Pre-draft measurables
| Height | Weight | 40-yard dash | 10-yard split | 20-yard split | 20-yard shuttle | Three-cone drill | Vertical jump | Broad jump | Bench press |
| 6 ft 1 in (1.85 m) | 311 lb (141 kg) | 5.28 s | 1.84 s | 3.04 s | 4.93 s | 8.01 s | 29 in (0.74 m) | 8 ft 0 in (2.44 m) | 25 reps |
All values are from Pro Day

===Green Bay Packers===
After going undrafted in the 2013 NFL draft, Lewis signed with the Green Bay Packers on May 10, 2013. He was released by the Packers during final team cuts on August 31, 2013.

===Cleveland Browns===
On September 1, 2013, he was claimed off waivers by the Cleveland Browns. He was waived November 26 and re-signed to the Browns’ practice squad November 29.

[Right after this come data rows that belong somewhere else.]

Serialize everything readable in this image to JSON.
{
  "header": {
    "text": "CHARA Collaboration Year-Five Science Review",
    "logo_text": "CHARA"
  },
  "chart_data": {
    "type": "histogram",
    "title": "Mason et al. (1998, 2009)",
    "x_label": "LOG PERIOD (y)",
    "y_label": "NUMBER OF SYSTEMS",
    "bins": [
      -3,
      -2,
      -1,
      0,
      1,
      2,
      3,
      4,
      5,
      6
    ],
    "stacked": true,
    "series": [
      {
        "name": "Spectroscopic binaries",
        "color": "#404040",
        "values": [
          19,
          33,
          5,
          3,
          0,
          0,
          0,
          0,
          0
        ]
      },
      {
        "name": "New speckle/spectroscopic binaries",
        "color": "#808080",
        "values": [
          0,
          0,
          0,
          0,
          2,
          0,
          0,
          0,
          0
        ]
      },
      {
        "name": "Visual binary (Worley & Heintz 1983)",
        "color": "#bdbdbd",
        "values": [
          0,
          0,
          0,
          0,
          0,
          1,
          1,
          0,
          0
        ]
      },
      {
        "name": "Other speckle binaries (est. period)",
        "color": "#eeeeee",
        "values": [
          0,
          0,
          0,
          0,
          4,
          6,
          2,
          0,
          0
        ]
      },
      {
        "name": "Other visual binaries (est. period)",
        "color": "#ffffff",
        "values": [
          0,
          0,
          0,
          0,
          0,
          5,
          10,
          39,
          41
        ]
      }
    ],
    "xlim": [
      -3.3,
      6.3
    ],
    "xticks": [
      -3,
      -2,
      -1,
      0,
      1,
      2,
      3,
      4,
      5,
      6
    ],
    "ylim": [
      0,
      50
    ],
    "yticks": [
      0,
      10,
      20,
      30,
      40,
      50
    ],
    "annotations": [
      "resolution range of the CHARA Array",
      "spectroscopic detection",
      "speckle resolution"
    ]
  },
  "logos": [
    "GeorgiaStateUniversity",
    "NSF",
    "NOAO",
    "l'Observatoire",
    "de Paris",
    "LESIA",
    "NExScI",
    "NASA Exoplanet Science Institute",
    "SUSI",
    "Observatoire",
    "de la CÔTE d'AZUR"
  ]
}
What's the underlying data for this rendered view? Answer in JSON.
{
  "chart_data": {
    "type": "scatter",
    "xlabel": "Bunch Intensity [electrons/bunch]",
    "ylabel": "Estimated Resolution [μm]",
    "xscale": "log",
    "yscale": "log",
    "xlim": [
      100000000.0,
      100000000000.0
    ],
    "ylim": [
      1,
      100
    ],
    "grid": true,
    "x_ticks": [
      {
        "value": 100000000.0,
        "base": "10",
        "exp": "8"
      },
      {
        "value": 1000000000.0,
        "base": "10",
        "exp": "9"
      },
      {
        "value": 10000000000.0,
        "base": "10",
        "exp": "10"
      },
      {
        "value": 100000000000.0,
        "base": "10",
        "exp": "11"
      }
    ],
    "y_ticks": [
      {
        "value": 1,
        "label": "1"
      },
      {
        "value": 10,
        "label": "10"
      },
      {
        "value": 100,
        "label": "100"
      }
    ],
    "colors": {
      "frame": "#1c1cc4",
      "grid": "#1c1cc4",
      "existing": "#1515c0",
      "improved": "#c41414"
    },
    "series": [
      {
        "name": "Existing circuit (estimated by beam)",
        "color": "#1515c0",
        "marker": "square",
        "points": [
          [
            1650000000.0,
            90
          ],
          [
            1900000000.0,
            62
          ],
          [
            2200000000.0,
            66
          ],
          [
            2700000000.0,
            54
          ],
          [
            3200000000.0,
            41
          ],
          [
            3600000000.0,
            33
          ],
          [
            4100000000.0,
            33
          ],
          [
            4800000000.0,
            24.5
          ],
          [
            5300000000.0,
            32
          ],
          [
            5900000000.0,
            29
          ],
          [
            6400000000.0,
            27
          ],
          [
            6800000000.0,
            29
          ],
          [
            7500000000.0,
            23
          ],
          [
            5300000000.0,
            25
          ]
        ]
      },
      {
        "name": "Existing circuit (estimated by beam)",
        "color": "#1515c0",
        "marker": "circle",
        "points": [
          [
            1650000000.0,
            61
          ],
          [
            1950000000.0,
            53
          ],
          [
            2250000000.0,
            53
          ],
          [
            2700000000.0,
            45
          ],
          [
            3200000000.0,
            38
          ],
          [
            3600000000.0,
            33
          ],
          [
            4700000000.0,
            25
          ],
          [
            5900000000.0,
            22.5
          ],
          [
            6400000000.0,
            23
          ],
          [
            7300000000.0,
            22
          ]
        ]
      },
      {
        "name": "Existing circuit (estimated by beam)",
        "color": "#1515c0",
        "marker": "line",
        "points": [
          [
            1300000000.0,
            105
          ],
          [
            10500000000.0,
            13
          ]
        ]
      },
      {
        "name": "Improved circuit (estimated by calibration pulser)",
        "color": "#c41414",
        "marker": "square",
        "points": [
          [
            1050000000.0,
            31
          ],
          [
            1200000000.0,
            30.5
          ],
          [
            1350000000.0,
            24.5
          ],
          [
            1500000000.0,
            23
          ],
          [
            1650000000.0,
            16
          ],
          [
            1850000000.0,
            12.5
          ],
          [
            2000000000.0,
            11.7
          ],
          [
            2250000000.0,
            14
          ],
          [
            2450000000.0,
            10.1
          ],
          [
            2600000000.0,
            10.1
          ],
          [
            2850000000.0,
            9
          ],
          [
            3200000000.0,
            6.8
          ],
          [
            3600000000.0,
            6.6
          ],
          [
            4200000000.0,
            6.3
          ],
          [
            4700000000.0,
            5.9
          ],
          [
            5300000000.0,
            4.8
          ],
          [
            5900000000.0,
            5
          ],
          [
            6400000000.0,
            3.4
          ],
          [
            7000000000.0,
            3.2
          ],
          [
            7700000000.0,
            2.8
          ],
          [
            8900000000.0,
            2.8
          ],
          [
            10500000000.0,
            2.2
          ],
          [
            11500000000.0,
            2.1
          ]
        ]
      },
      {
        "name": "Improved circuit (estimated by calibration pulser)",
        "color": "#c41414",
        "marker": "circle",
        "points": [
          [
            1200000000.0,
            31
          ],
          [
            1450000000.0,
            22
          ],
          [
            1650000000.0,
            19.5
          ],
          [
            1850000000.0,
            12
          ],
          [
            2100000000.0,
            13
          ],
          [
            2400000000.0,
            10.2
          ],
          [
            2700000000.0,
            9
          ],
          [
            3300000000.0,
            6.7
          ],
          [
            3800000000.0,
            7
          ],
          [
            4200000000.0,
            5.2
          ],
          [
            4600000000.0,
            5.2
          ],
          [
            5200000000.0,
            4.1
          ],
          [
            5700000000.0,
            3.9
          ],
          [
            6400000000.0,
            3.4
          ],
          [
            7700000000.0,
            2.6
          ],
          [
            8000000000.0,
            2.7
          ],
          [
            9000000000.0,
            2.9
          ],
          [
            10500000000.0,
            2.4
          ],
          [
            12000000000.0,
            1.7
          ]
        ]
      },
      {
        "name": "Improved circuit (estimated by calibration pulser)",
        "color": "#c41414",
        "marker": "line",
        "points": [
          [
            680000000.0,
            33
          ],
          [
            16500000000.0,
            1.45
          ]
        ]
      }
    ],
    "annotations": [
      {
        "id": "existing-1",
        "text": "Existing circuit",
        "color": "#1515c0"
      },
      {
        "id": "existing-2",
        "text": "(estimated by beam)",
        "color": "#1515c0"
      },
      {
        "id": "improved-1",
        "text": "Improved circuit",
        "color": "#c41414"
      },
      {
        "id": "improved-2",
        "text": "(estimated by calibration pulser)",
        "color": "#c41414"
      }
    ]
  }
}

===Jacksonville Jaguars===
On December 17, 2013, he was signed off of the Browns' practice squad by the Jacksonville Jaguars. The Jaguars released Lewis on August 24, 2014.

===Seattle Seahawks===
Lewis was claimed off waivers by the Seattle Seahawks on August 26, 2014. With Pro Bowl center Max Unger battling injuries, Lewis received more playing time than expected. In the 2014 season, he played in six games for the Seahawks, who kept a 4–0 record with Lewis as starting center. Even though Unger was traded to the New Orleans Saints in the offseason, Lewis was not named the starting center before the 2015 season. However, he regained the starting job from Drew Nowak prior to Week 10. He did an excellent job after regaining the center spot. On August 30, 2016, he was waived by the Seahawks.

===Buffalo Bills===
On August 31, 2016, Lewis was claimed off waivers by the Bills. On July 25, 2017, Lewis was released by the Bills.

===Arizona Hotshots===
On January 12, 2019, Lewis was signed by the Arizona Hotshots of the Alliance of American Football. The league ceased operations in April 2019.

Lewis was selected in the 2020 XFL draft by the Houston Roughnecks.